Sovereignty is a very important principle. Unfortunately, sovereignty also doesn’t stop people from doing stupid things: For example, clobber one of your popular young MPs to a pulp and then drag him to court on fake treason charges. It also doesn’t stop MPs from doing irresponsible things, like wail for personal chefs and massages when they have already awarded themselves remunerations that are wildly out of sync with overall income levels in the country.
So I have little time for the MPs currently wailing about the IMF. The IMF is a distraction. Of course Kenya is a sovereign nation, so if you think the country doesn’t need the IMF, then why even bother talking about the fund? I suspect many don’t quite understand the role of the IMF: It is, very simply speaking, a lender of last resort.
This means when either everything has gone wrong or (importantly!) you’ve done lots of things wrong, and there is no other resort, you turn to the IMF. That was also the arrangement back in the 1980s when the IMF rolled out its now infamous structural adjustment programmes (SAP). Nobody went to the IMF for fun – you turn to the fund because you have a balance of payment crisis. If everything is fine, you don’t need them.
If your profligate nephew comes to you broke and asks to borrow cash, you might consider doing so on the basis of him agreeing to a few things he should or shouldn’t do to ensure you get your money back. Do you know for sure that that your recommendations are right and will work? On the other hand, if the nephew is profligate and broke, can he really argue with the conditions you impose even if he thinks they might not help?
What Kenya’s Treasury was discussing with the IMF was an emergency overdraft. This is a voluntary agreement and of course Kenya can turn away from this. Several organisations that lent substantial sums to Kenya would quite like this agreement renewed because they feel that their chances of being repaid are better if Kenya has such an overdraft facility in place.
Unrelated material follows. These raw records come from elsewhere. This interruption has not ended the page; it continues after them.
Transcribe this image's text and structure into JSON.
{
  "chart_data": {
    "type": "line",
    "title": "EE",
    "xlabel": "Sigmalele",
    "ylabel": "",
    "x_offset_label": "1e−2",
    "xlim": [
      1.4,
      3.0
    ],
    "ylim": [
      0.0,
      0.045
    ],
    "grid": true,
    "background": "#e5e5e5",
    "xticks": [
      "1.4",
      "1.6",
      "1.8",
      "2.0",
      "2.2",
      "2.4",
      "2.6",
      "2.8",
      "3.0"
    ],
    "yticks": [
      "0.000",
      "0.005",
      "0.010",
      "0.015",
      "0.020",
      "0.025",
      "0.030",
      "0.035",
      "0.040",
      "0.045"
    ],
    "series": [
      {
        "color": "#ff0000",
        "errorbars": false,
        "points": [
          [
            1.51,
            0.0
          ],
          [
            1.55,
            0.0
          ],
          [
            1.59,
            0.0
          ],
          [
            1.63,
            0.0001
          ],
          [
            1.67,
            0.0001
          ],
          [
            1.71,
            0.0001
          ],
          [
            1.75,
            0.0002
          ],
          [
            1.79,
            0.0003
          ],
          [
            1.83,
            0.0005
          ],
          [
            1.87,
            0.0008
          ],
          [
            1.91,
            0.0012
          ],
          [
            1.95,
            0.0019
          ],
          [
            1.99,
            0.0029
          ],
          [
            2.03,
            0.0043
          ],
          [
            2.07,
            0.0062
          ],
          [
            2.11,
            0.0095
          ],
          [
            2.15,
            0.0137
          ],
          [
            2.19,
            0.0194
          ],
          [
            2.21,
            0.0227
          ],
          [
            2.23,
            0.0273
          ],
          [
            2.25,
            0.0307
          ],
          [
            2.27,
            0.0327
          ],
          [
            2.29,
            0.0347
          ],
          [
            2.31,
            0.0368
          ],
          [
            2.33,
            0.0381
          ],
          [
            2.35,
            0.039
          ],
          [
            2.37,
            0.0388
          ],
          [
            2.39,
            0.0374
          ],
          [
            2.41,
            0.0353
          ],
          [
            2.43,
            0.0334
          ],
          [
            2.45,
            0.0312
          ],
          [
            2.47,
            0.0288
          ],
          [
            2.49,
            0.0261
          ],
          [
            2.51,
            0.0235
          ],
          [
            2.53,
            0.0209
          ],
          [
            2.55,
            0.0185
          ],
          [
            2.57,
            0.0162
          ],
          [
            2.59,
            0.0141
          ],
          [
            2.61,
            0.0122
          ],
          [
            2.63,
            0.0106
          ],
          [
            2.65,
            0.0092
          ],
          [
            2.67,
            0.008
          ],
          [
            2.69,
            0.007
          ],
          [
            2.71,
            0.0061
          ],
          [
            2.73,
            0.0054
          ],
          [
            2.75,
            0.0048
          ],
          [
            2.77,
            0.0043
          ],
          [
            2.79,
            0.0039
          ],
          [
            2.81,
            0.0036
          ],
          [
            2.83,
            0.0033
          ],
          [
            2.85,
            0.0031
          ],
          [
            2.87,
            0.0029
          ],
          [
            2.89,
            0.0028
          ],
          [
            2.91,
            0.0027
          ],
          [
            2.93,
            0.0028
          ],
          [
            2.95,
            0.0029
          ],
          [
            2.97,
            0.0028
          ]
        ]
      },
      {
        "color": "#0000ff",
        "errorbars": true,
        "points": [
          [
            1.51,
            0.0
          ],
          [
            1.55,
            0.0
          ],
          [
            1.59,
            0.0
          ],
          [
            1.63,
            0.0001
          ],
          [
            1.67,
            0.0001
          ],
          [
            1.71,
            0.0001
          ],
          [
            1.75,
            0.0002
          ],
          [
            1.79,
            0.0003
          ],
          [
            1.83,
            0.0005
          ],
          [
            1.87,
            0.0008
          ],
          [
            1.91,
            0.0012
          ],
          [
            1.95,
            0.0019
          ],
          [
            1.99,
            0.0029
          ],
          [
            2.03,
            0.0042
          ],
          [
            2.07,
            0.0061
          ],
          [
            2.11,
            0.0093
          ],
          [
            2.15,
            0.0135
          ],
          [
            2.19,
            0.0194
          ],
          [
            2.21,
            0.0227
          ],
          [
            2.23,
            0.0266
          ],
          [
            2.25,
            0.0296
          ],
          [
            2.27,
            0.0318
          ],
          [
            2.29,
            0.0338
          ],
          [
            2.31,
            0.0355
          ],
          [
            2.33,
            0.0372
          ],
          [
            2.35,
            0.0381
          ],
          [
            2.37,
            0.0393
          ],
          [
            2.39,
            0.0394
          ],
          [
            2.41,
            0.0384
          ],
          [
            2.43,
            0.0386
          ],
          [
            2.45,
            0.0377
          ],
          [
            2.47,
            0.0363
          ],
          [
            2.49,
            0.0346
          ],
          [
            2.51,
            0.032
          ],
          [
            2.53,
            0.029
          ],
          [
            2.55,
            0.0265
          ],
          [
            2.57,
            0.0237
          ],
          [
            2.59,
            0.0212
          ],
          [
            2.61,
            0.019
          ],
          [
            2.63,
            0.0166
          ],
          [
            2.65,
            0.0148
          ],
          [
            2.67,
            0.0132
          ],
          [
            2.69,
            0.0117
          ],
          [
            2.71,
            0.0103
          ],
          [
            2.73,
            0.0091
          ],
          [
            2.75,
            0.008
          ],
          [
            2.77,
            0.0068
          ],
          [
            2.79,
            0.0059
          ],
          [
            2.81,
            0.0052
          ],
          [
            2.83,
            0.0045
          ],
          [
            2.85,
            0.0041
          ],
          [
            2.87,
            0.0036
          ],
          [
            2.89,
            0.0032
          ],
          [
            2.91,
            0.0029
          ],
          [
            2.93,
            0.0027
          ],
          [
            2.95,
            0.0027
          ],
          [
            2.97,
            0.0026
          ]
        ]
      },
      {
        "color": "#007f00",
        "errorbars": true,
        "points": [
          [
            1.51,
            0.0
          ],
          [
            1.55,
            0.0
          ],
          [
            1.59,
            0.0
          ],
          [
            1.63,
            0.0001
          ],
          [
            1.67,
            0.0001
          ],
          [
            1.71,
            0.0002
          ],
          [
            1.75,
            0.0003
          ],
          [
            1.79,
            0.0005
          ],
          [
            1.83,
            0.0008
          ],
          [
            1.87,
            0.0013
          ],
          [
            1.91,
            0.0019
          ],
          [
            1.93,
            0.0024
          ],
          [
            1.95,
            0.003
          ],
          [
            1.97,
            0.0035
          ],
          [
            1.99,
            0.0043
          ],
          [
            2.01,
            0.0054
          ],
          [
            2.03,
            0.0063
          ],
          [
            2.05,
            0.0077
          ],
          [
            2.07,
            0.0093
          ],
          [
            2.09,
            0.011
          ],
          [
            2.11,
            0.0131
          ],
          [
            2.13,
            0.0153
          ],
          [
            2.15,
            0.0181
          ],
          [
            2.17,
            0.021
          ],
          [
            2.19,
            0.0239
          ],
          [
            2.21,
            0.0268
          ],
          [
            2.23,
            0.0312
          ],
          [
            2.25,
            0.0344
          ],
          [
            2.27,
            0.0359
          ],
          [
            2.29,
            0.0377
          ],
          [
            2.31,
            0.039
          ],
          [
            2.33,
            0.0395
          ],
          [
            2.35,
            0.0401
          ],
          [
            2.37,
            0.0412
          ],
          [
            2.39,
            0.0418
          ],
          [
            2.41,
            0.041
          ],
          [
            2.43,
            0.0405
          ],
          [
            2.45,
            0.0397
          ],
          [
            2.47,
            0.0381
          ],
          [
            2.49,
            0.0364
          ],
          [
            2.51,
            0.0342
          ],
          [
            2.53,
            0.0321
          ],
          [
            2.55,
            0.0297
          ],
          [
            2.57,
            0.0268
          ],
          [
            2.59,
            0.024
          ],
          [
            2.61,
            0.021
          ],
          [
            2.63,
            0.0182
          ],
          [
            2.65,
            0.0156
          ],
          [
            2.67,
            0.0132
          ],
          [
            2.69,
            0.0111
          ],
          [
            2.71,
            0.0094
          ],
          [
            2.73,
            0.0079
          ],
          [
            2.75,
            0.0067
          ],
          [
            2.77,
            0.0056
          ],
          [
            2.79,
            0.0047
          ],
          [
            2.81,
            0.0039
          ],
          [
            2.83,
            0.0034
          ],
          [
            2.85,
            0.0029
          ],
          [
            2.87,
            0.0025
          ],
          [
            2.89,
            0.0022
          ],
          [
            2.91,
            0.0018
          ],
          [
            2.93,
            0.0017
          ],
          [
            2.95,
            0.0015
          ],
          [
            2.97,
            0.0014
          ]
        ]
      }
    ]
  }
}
Without it, they would charge more interest on future loans because they perceive a higher risk.
Kenya has also been running a substantial fiscal deficit for several years. Of course the government would not need to reintroduce VAT on fuel products if, say, it had found other ways of raising revenues – or if it had simply spent more closely in line with revenue levels. These are sovereign decisions, as was, for example, the decision to borrow several billion dollars for a financially underperforming and, thanks to corruption, wildly overpriced railway.